Шарлотт уже собиралась погасить свет, когда Виви снова заговорила.
– Мистер Розенблюм будет разочарован.
– Думаю, он это переживет. – Она выключила свет и направилась в коридор, по другую сторону которого была ее собственная спальня, но обернулась и, встав в дверях спальни Виви, сказала:
– Можешь сделать мне одно одолжение?
– Какое?
– Не говори пока Ханне. Мне хотелось бы сказать ей – им обоим – самой.
Пятнадцать
Часы на ночном столике показывали начало одиннадцатого. Не слишком подходящий час для визитов, но чем дольше она откладывает, тем тяжелее будет это сделать. Она взяла телефон и набрала номер Филдов.
Трубку взял Хорас. Она сказала, что понимает – сейчас не самое удачное время, чтобы напрашиваться в гости, но ей хотелось бы кое о чем с ним поговорить.
– С тобой и с Ханной тоже – с вами обоими, – поправилась она. – Будет ли это очень неудобно, если я спущусь прямо сейчас?

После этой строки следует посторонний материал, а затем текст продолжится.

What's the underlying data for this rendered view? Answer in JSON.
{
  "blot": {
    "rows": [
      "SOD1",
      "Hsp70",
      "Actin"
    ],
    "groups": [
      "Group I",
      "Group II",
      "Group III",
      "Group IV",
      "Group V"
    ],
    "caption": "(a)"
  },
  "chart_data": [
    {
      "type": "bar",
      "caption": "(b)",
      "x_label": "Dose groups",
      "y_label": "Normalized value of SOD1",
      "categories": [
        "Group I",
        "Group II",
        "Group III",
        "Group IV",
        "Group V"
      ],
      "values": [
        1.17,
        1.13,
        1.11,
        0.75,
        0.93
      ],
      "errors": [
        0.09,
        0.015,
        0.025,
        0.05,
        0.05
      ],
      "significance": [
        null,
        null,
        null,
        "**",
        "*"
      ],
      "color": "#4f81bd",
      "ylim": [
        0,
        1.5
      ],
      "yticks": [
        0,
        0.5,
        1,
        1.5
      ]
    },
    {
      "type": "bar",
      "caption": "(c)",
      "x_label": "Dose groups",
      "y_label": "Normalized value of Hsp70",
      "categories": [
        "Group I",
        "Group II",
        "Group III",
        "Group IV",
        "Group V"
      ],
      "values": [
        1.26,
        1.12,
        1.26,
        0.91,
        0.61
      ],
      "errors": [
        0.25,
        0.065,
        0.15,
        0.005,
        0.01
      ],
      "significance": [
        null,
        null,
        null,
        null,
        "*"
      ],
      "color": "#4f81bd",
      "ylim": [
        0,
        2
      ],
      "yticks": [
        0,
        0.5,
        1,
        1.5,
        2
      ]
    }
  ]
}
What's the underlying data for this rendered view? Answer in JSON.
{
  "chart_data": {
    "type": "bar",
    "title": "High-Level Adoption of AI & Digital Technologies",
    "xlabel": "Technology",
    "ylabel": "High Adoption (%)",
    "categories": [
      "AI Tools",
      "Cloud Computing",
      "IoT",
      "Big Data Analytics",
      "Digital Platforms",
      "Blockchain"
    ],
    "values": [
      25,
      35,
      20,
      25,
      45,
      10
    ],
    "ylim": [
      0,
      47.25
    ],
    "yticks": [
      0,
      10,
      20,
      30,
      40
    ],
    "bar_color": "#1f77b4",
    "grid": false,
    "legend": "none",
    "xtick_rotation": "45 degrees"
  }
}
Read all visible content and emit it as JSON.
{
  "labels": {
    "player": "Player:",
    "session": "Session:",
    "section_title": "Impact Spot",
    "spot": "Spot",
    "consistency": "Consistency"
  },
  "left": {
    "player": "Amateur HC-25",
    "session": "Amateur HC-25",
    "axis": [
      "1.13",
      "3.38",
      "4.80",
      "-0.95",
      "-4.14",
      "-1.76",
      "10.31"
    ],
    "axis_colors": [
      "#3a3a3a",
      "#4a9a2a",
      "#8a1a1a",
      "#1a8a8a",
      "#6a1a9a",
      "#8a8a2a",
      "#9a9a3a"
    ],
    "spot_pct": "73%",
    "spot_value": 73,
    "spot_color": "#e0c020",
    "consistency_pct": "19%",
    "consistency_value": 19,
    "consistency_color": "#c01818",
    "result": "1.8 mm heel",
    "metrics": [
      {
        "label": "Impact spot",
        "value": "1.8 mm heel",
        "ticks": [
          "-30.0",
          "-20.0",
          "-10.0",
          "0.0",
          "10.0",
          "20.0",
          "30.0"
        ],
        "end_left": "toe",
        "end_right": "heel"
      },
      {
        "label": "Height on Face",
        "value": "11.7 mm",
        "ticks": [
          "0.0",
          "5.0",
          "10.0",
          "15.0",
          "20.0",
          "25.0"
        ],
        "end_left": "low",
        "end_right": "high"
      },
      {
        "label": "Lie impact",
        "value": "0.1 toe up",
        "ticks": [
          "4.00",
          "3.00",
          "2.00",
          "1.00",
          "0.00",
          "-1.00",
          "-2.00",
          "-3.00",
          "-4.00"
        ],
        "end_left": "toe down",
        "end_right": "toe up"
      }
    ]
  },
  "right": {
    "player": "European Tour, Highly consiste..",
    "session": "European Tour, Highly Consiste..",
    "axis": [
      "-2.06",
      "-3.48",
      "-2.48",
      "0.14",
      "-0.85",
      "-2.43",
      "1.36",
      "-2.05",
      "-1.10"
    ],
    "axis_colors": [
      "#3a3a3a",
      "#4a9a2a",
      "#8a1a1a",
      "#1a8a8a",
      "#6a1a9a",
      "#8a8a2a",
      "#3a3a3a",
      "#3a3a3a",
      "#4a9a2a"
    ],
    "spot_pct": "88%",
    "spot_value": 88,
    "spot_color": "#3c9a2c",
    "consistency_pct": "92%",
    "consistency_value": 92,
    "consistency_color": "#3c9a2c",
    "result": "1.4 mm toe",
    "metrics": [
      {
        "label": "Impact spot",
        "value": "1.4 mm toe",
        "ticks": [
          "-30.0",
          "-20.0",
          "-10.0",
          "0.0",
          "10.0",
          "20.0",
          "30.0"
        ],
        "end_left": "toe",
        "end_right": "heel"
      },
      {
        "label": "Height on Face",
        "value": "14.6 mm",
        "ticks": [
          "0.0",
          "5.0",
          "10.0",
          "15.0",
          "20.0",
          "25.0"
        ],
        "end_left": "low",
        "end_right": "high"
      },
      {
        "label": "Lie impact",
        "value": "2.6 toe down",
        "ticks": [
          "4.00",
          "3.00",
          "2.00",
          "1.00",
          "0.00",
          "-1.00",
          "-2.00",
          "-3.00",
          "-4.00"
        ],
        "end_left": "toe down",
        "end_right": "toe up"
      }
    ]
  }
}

– Я уже битый час пытаюсь найти предлог, чтобы отложить в сторону эту рукопись. Я у себя в кабинете. На первом этаже – на случай, если ты забыла.
Он ждал ее у открытой двери.
– Я тебя заманил сюда под фальшивым предлогом, – сказал он, направляясь через приемную Ханны в сторону своего кабинета. – Ханны нет дома.
– Тогда, может, мне стоит вернуться домой.
Он поглядел на нее, подняв брови.
– Не уверена, что смогу пройти через это два раза.
– Тебе вообще необязательно проходить через что бы то ни было. Мне ты ничего объяснять не обязана. Мне или Ханне. Может, только Виви. Ханна говорит, что это так. Но не нам.
– Я думаю, что я должна.
– Тогда с тем же успехом ты можешь и выпить. – Он подъехал к бару, чтобы наполнить им бокалы, а она села в то же самое кресло в эркере, выходящем в сад. – Это становится приятной привычкой, – заметил он, передавая ей бокал и огибая столик, чтобы поставить свое кресло под прямым углом к ней.